Regarding smartcard slot, respectively I do have an SD Card slot, probably a Ricoh R5C821, I did not find a windows98 driver and I am still in the process of going backwards. This is supported generically in WindowsXPSP2, and Ricoh does not provide free reference drivers. I do not yet give up. The difference between W98 and WXP is in the way how the driver module (some xxx.sys) is declared in the INF file (Service directives versus Devloader and DeviceVxds directives). The drivers are uniformly "services" in Windows XP, where in Windows 98 the directives depend on the kind of device. However I do need to do it more carefully, short of studying the DDK!

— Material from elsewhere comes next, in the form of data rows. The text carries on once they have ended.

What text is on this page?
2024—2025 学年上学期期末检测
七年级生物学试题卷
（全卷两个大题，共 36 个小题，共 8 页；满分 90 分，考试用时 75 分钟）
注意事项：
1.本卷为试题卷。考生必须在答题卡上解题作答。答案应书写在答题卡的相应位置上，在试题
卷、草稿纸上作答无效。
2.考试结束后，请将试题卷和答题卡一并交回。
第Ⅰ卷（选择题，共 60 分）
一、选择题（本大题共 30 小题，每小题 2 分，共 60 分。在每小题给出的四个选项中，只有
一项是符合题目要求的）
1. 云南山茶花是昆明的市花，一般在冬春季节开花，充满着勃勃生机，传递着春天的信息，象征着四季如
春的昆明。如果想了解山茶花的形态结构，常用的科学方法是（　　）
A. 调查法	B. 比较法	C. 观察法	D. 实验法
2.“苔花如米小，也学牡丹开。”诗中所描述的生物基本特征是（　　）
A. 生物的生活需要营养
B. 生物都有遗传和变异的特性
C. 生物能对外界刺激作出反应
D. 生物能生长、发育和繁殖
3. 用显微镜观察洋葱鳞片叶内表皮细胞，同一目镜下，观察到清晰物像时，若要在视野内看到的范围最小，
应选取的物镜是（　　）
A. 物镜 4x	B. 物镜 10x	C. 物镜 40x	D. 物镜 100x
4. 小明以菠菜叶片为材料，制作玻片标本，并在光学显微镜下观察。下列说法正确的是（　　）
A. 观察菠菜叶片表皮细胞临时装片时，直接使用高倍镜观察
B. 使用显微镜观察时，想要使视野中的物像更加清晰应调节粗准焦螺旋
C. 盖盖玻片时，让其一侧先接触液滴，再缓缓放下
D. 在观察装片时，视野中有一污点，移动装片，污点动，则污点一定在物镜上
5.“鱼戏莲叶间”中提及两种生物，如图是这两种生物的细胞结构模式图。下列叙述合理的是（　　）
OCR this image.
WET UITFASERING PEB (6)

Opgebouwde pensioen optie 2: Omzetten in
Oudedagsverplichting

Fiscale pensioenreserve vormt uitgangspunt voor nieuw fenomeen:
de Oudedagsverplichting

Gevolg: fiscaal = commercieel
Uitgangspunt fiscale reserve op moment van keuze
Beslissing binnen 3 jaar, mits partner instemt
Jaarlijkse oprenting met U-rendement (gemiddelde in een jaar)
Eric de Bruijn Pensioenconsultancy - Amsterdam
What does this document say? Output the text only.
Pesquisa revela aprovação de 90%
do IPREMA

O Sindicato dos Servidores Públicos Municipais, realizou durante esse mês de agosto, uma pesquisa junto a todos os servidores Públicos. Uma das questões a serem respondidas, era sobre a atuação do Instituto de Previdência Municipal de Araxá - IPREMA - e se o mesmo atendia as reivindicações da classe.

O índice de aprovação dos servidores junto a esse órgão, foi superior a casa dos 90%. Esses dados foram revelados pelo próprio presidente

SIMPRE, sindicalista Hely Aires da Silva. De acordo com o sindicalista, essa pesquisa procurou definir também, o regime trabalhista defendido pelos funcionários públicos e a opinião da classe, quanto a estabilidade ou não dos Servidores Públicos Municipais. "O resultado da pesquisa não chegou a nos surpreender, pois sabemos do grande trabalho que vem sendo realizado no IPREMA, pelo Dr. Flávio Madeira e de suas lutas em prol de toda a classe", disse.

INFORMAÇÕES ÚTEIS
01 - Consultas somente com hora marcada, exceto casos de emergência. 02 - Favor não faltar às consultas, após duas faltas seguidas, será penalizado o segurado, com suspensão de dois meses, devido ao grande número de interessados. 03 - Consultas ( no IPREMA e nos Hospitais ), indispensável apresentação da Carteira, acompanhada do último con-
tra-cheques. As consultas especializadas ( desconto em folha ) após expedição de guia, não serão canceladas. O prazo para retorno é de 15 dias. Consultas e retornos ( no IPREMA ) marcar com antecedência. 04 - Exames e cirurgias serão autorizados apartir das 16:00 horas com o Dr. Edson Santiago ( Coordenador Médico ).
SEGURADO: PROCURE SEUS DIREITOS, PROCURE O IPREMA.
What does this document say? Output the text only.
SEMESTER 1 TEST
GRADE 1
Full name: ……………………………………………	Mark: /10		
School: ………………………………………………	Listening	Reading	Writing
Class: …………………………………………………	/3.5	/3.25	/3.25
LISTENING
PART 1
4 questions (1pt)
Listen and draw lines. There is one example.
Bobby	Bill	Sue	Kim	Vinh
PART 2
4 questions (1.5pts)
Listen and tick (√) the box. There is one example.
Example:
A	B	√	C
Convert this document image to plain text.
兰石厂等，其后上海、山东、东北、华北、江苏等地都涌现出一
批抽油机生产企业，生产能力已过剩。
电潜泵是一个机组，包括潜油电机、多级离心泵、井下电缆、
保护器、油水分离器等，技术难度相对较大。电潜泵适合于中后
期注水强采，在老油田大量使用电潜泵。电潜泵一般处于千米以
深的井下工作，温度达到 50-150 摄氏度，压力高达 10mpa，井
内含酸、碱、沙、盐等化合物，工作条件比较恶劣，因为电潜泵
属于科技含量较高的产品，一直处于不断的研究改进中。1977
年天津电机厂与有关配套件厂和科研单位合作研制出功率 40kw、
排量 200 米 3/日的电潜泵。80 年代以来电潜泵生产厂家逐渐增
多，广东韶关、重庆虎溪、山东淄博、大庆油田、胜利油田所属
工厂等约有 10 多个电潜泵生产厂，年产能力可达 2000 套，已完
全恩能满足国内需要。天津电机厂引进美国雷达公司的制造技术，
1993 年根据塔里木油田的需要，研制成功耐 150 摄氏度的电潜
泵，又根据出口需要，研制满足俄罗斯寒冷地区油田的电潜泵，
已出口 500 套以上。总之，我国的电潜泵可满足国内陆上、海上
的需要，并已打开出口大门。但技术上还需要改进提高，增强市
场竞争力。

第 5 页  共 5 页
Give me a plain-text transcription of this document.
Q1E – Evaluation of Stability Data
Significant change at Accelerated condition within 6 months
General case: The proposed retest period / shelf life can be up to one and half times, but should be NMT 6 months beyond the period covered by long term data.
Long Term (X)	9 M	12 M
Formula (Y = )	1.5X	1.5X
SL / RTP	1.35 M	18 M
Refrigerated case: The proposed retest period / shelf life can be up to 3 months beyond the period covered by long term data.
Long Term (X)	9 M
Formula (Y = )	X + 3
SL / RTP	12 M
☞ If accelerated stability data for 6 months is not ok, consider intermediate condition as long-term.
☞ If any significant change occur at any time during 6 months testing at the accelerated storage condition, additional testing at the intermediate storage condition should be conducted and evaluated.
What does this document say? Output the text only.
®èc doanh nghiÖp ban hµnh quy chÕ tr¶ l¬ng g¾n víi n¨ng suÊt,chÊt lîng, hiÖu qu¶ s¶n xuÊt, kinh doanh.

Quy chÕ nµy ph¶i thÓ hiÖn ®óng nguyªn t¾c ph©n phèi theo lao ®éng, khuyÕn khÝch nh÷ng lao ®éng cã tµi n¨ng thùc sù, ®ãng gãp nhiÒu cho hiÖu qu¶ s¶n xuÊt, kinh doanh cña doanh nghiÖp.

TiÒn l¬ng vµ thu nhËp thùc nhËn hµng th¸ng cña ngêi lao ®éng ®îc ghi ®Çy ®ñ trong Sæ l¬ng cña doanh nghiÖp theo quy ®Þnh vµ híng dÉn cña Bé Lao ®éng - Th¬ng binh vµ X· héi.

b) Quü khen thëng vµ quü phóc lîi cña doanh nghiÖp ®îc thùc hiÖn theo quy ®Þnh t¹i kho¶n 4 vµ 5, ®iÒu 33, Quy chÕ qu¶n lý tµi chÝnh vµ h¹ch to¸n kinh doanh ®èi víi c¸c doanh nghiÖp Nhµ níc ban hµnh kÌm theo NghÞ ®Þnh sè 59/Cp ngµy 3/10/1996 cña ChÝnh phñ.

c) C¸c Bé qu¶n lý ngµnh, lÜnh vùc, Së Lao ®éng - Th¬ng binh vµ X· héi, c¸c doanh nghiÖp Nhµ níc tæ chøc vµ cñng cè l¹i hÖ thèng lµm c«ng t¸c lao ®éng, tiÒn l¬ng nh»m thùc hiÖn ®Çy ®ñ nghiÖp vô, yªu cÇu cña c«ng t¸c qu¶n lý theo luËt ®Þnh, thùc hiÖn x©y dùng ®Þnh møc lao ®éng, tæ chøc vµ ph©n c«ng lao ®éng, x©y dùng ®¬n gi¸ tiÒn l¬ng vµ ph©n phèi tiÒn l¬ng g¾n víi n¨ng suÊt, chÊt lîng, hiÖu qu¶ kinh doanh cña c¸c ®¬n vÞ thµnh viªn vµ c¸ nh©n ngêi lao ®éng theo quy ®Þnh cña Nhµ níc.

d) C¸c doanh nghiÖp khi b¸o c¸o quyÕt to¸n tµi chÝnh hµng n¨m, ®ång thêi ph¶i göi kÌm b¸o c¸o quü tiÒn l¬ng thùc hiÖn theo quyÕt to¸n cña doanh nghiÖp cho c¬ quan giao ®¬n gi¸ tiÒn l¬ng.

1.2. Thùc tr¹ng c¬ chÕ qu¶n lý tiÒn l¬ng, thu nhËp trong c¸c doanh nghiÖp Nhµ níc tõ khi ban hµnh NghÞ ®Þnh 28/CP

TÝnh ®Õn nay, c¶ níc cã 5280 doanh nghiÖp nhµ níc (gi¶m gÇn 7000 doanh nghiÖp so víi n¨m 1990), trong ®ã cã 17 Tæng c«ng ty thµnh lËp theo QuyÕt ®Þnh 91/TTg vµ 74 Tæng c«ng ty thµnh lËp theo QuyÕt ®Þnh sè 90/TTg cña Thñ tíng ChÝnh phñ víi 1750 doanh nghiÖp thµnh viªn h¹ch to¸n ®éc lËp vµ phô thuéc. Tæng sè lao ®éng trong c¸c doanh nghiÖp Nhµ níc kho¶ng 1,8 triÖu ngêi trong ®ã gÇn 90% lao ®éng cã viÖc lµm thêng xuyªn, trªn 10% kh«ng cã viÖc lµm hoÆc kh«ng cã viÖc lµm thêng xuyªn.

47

Regarding Wireless, it does not look easy. The INF file references a so-called coinstaller, that is a module which does all the essence of the installation (named w29NCPA.dll). The coinstaller mechanism was introduced for Windows 2000 and therefore can't possibly be understood in Windows 98. A few wireless drivers for Windows98 already resisted my attempts. I still have the Intel Wireless5000 family for Windows 98 driver before me. Could be that the BG2200 resp. 2915, 2100 are completely new designs. And then the best bet for Wireless is to obtain an external USB wireless dongle, or simply a wired ethernet connection.
Best regards, Peter
texasboiler
8 Posts
0
December 2nd, 2005 18:00
I tried your suggestions regarding the modem again and it worked! I don't know why it didn't work the previous times I tried it (obviously operator error) but at least now the modem loaded correctly and I can communicate with it. I will have to try dialing out later tonight. Thanks for your help and thanks for the information regarind the .inf files. I'm still going to work on the Bluetooth and wireless but at least I have one less device to figure out thanks to you.